Dois fatos chamaram minha atenção ontem. Um, ao ler a matéria do Gerson Borini sobre a intenção do governo, pelo Ministério dos Transportes, de eliminar a obrigatoriedade de frequentar autoescola para obter habilitação para dirigir veículos automotrizes. Outro, o comentário do leitor Lucas dos Santos à matéria. Ambos fatos que me levaram a pensar (e relembrar) como é difícil tanto ensinar a dirigir quanto aprender.
Isso porque o automóvel é uma máquina bastante complexa, com sistemas que demandam conhecimento do que são e como funcionam e agem. E o automóvel se desloca, se movimenta, precisa obedecer às leis da Física. Tudo isso para quem nunca dirigiu representa obstáculos e cada um deles precisa ser superado em relativamente pouco tempo, mas suficiente até que o aluno comece a executá-los de maneira automática. Só então ele poderá aprender a se integrar ao trânsito e com ele interagir, outra enorme dificuldade do aprendizado.

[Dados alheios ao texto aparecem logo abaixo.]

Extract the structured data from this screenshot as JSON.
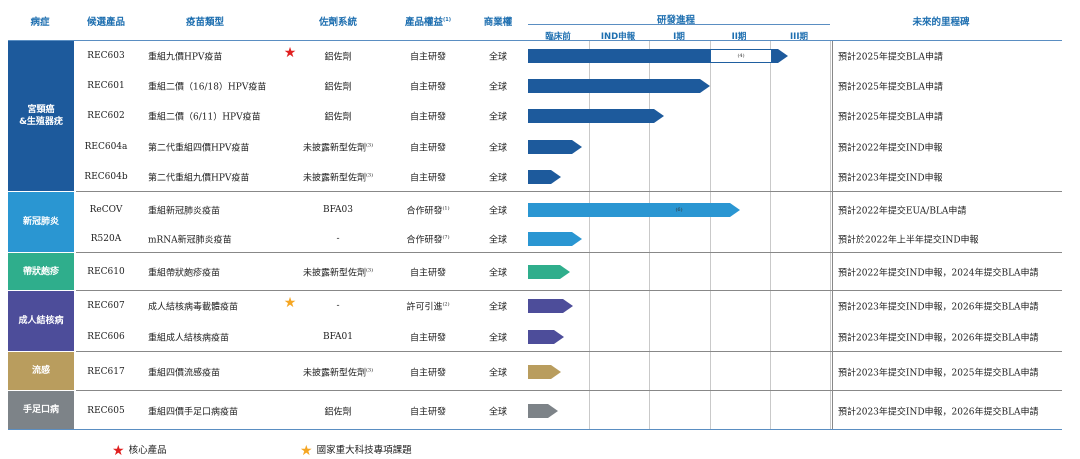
{
  "headers": {
    "disease": "病症",
    "candidate": "候選產品",
    "type": "疫苗類型",
    "adjuvant": "佐劑系統",
    "rights": "產品權益",
    "rights_note": "(1)",
    "commercial": "商業權",
    "progress": "研發進程",
    "milestone": "未來的里程碑"
  },
  "phases": [
    "臨床前",
    "IND申報",
    "I期",
    "II期",
    "III期"
  ],
  "groups": [
    {
      "label": "宮頸癌\n&生殖器疣",
      "color": "#1d5a9c"
    },
    {
      "label": "新冠肺炎",
      "color": "#2a96d2"
    },
    {
      "label": "帶狀皰疹",
      "color": "#2fae8c"
    },
    {
      "label": "成人結核病",
      "color": "#4d4d9a"
    },
    {
      "label": "流感",
      "color": "#b99d5e"
    },
    {
      "label": "手足口病",
      "color": "#7d8388"
    }
  ],
  "rows": [
    {
      "code": "REC603",
      "type": "重組九價HPV疫苗",
      "star": "red",
      "adjuvant": "鋁佐劑",
      "adj_note": "",
      "rights": "自主研發",
      "rights_note": "",
      "commercial": "全球",
      "stage": 4.3,
      "bar_note": "(4)",
      "milestone": "預計2025年提交BLA申請"
    },
    {
      "code": "REC601",
      "type": "重組二價（16/18）HPV疫苗",
      "star": "",
      "adjuvant": "鋁佐劑",
      "adj_note": "",
      "rights": "自主研發",
      "rights_note": "",
      "commercial": "全球",
      "stage": 3.0,
      "bar_note": "",
      "milestone": "預計2025年提交BLA申請"
    },
    {
      "code": "REC602",
      "type": "重組二價（6/11）HPV疫苗",
      "star": "",
      "adjuvant": "鋁佐劑",
      "adj_note": "",
      "rights": "自主研發",
      "rights_note": "",
      "commercial": "全球",
      "stage": 2.25,
      "bar_note": "",
      "milestone": "預計2025年提交BLA申請"
    },
    {
      "code": "REC604a",
      "type": "第二代重組四價HPV疫苗",
      "star": "",
      "adjuvant": "未披露新型佐劑",
      "adj_note": "(3)",
      "rights": "自主研發",
      "rights_note": "",
      "commercial": "全球",
      "stage": 0.9,
      "bar_note": "",
      "milestone": "預計2022年提交IND申報"
    },
    {
      "code": "REC604b",
      "type": "第二代重組九價HPV疫苗",
      "star": "",
      "adjuvant": "未披露新型佐劑",
      "adj_note": "(3)",
      "rights": "自主研發",
      "rights_note": "",
      "commercial": "全球",
      "stage": 0.55,
      "bar_note": "",
      "milestone": "預計2023年提交IND申報"
    },
    {
      "code": "ReCOV",
      "type": "重組新冠肺炎疫苗",
      "star": "",
      "adjuvant": "BFA03",
      "adj_note": "",
      "rights": "合作研發",
      "rights_note": "(1)",
      "commercial": "全球",
      "stage": 3.5,
      "bar_note": "(6)",
      "milestone": "預計2022年提交EUA/BLA申請"
    },
    {
      "code": "R520A",
      "type": "mRNA新冠肺炎疫苗",
      "star": "",
      "adjuvant": "-",
      "adj_note": "",
      "rights": "合作研發",
      "rights_note": "(7)",
      "commercial": "全球",
      "stage": 0.9,
      "bar_note": "",
      "milestone": "預計於2022年上半年提交IND申報"
    },
    {
      "code": "REC610",
      "type": "重組帶狀皰疹疫苗",
      "star": "",
      "adjuvant": "未披露新型佐劑",
      "adj_note": "(3)",
      "rights": "自主研發",
      "rights_note": "",
      "commercial": "全球",
      "stage": 0.7,
      "bar_note": "",
      "milestone": "預計2022年提交IND申報，2024年提交BLA申請"
    },
    {
      "code": "REC607",
      "type": "成人結核病毒載體疫苗",
      "star": "orange",
      "adjuvant": "-",
      "adj_note": "",
      "rights": "許可引進",
      "rights_note": "(2)",
      "commercial": "全球",
      "stage": 0.75,
      "bar_note": "",
      "milestone": "預計2023年提交IND申報，2026年提交BLA申請"
    },
    {
      "code": "REC606",
      "type": "重組成人結核病疫苗",
      "star": "",
      "adjuvant": "BFA01",
      "adj_note": "",
      "rights": "自主研發",
      "rights_note": "",
      "commercial": "全球",
      "stage": 0.6,
      "bar_note": "",
      "milestone": "預計2023年提交IND申報，2026年提交BLA申請"
    },
    {
      "code": "REC617",
      "type": "重組四價流感疫苗",
      "star": "",
      "adjuvant": "未披露新型佐劑",
      "adj_note": "(3)",
      "rights": "自主研發",
      "rights_note": "",
      "commercial": "全球",
      "stage": 0.55,
      "bar_note": "",
      "milestone": "預計2023年提交IND申報，2025年提交BLA申請"
    },
    {
      "code": "REC605",
      "type": "重組四價手足口病疫苗",
      "star": "",
      "adjuvant": "鋁佐劑",
      "adj_note": "",
      "rights": "自主研發",
      "rights_note": "",
      "commercial": "全球",
      "stage": 0.5,
      "bar_note": "",
      "milestone": "預計2023年提交IND申報，2026年提交BLA申請"
    }
  ],
  "legend": {
    "core": "核心產品",
    "major": "國家重大科技專項課題"
  },
  "colors": {
    "red_star": "#e02020",
    "orange_star": "#f5a623",
    "header": "#1e6fb0"
  }
}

Se alguém acha que é preciso pensar para dirigir, está enganado. Digo-o, didaticamente, que dirigir é como caminhar. Não pensamos no nosso corpo ao caminharmos, apenas ficamos atentos para onde estamos indo e, principalmente, ao ambiente à volta quanto a perigos, de todas as ordens — atenção que diminui ou chega a cessar completamente ao falar ao telefone enquanto se caminha, por exemplo.
Transponha-se isso para um carro em movimento, é muito o que fazer ao mesmo tempo, é complicado para quem está aprendendo a dirigir.
No curso de pilotagem de avião para me brevetar tive dois instrutores, ambos enfatizavam a necessidade de se ficar atento ao tráfego aéreo, mesmo que seja ínfimo comparado ao viário urbano.
Outra questão relevante é o relacionamento entre instrutor e aluno. É essencial que o instrutor seja firme durante as aulas práticas mas sem perder o controle emocional, o que deixa o aluno mais tenso do que já está.
Antes de meus filhos passarem à autoescola tentei ensiná-los a dirigir e admito que fui rude com eles ao fazerem algo errado, quando o certo seria apenas severidade dosada. Era como os meus instrutores de voo faziam e felizmente entendi as “broncas” como normais no processo de aprender a pilotar. Após cada voo de instrução não havia nenhum ressentimento. Chegamos a ficar amigos.
Ajuda muito o aluno entender que o instrutor não é inimigo, pelo contrário. Ele está ali para ajudar, mas pode haver situações que exijam firmeza por parte dele. Sua técnica e experiência contam muito.
Assunto difícil
A aprendizagem de dirigir é longe de ser um assunto fácil de equacionar. Por isso não deve ser tratada como quer o governo com o plano ora apresentado. A parte curricular, no meu entender, é a mais difícil. Quem recebe o direito de dirigir no sistema atual não preenche as condições para que possa ser considerado condutor tecnicamente, só do ponto de vista legal. Fato bem conhecido.
Cabe ao Ministério dos Transportes encontrar uma solução que efetivamente atenda aos interesses do País em vez de pretender “democratizar” a CNH com a eliminação do aprendizado obrigatório em autoescolas.
Como lembrou o leitor Lucas dos Santos, que é instrutor numa autoescola, é ilegal dirigir em vias públicas sem ser habilitado a menos que em instrução por estabelecimento e instrutor credenciados, com veículo dotado de pedais de freio e embreagem adicionais, como determina a Resolução Contran nº 789 de 18/06/2020.
Enquanto não houver solução que aprimore o ensino de dirigir, a prudência e o bom senso recomendam deixar tudo como está.
BS
(Atualização: a matéria sobre dispensa de autoescola para obter a CNH é de Gerson Borini e não de Boris Feldman)
A coluna “O editor-chefe fala” é de exclusiva responsabilidade do seu autor.